6. The Supreme Court decision in the case of Madhumilan Syntex (Pvt.) Ltd. relied upon by the appellants does not advance the appellants contention. In that case, the Supreme Court found that a demand for duty had been made without issuing Show Cause Notice for the modification of the classification list, whereas in this case the Assistant Collector has clearly issued a detailed show cause notice setting out the grounds for revising the classification, as also the liability to duty, and thereafter had ordered its revision, and the demand for duty followed as a consequence of such an adjudication by the Assistant Collector on the classification issue. In such a situation, when the decision of the Assistant Collector was upheld in appeal by the Collector (Appeals), and the appellants are pursuing the matter in a further appeal before the Tribunal, they cannot very well attempt to upset the decision on classification and the assessments completed on that basis indirectly by way of a refund claim.

7. The further case law relied upon by the appellants relating to the decision of the West Regional Bench in the Jhunjhunwala Rolling Mills and Engineering Works v. Collector of Central Excise, Nagpur, is also not on all fours with the facts of the present case. In that case the West Regional Bench was dealing with an application for refund under Section 11B, whereas here we are concerned with the demand for duty under Section 11A. Section 11A is a recovery provision and the two Sections 11A and 11B, although in a sense complementary, are not really pari passu. Section 11A provides for two different time limits for recovery which is absent in Section 11B.

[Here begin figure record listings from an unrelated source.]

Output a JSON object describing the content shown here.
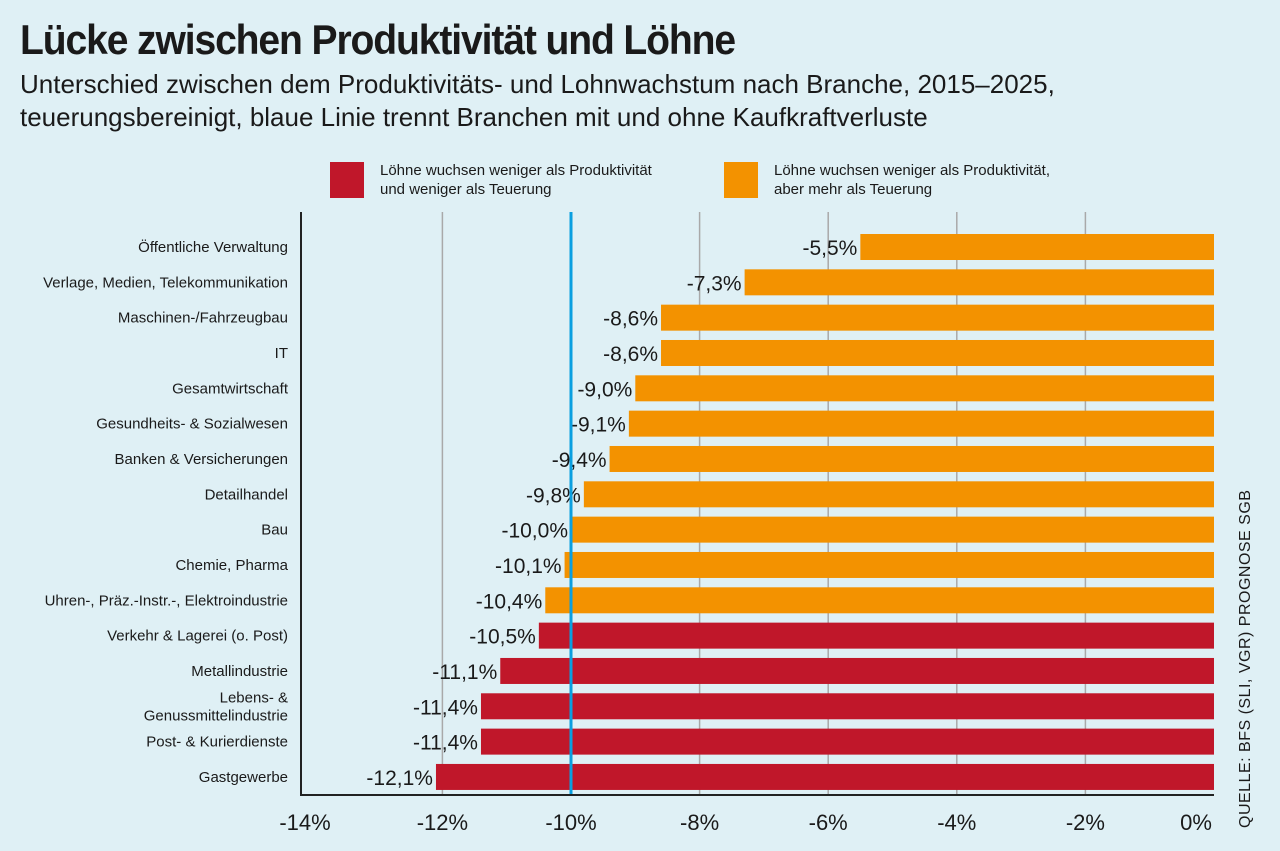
{
  "title": "Lücke zwischen Produktivität und Löhne",
  "subtitle": "Unterschied zwischen dem Produktivitäts- und Lohnwachstum nach Branche, 2015–2025, teuerungsbereinigt, blaue Linie trennt Branchen mit und ohne Kaufkraftverluste",
  "source": "QUELLE: BFS (SLI, VGR) PROGNOSE SGB",
  "colors": {
    "background": "#dff0f5",
    "red": "#c0172a",
    "orange": "#f39200",
    "reference_line": "#0a9fe0",
    "grid": "#a9a9a9"
  },
  "chart_data": {
    "type": "bar",
    "orientation": "horizontal",
    "xlim": [
      -14,
      0
    ],
    "x_ticks": [
      "-14%",
      "-12%",
      "-10%",
      "-8%",
      "-6%",
      "-4%",
      "-2%",
      "0%"
    ],
    "x_tick_values": [
      -14,
      -12,
      -10,
      -8,
      -6,
      -4,
      -2,
      0
    ],
    "reference_line": -10,
    "grid": true,
    "legend_placement": "top",
    "legend": [
      {
        "key": "red",
        "lines": [
          "Löhne wuchsen weniger als Produktivität",
          "und weniger als Teuerung"
        ]
      },
      {
        "key": "orange",
        "lines": [
          "Löhne wuchsen weniger als Produktivität,",
          "aber mehr als Teuerung"
        ]
      }
    ],
    "categories": [
      [
        "Öffentliche Verwaltung"
      ],
      [
        "Verlage, Medien, Telekommunikation"
      ],
      [
        "Maschinen-/Fahrzeugbau"
      ],
      [
        "IT"
      ],
      [
        "Gesamtwirtschaft"
      ],
      [
        "Gesundheits- & Sozialwesen"
      ],
      [
        "Banken & Versicherungen"
      ],
      [
        "Detailhandel"
      ],
      [
        "Bau"
      ],
      [
        "Chemie, Pharma"
      ],
      [
        "Uhren-, Präz.-Instr.-, Elektroindustrie"
      ],
      [
        "Verkehr & Lagerei (o. Post)"
      ],
      [
        "Metallindustrie"
      ],
      [
        "Lebens- &",
        "Genussmittelindustrie"
      ],
      [
        "Post- & Kurierdienste"
      ],
      [
        "Gastgewerbe"
      ]
    ],
    "values": [
      -5.5,
      -7.3,
      -8.6,
      -8.6,
      -9.0,
      -9.1,
      -9.4,
      -9.8,
      -10.0,
      -10.1,
      -10.4,
      -10.5,
      -11.1,
      -11.4,
      -11.4,
      -12.1
    ],
    "value_labels": [
      "-5,5%",
      "-7,3%",
      "-8,6%",
      "-8,6%",
      "-9,0%",
      "-9,1%",
      "-9,4%",
      "-9,8%",
      "-10,0%",
      "-10,1%",
      "-10,4%",
      "-10,5%",
      "-11,1%",
      "-11,4%",
      "-11,4%",
      "-12,1%"
    ],
    "groups": [
      "orange",
      "orange",
      "orange",
      "orange",
      "orange",
      "orange",
      "orange",
      "orange",
      "orange",
      "orange",
      "orange",
      "red",
      "red",
      "red",
      "red",
      "red"
    ]
  }
}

8. It is further seen that in this case the revised classification has been made applicable by the Assistant Collector in his order dated 21-5-1985 with effect from the date of issue of the Show Cause Notice and such prospective revision of the classification has been upheld by the Supreme Court in the case of MAT Steel Equipment Private Ltd. v. Collector of Central Excise reported in 1988 (34) E.L.T. (8) (SC). In the circumstances, therefore, we do not find any reason to interfere with the orders passed by the lower authorities. The appeal is, therefore, rejected.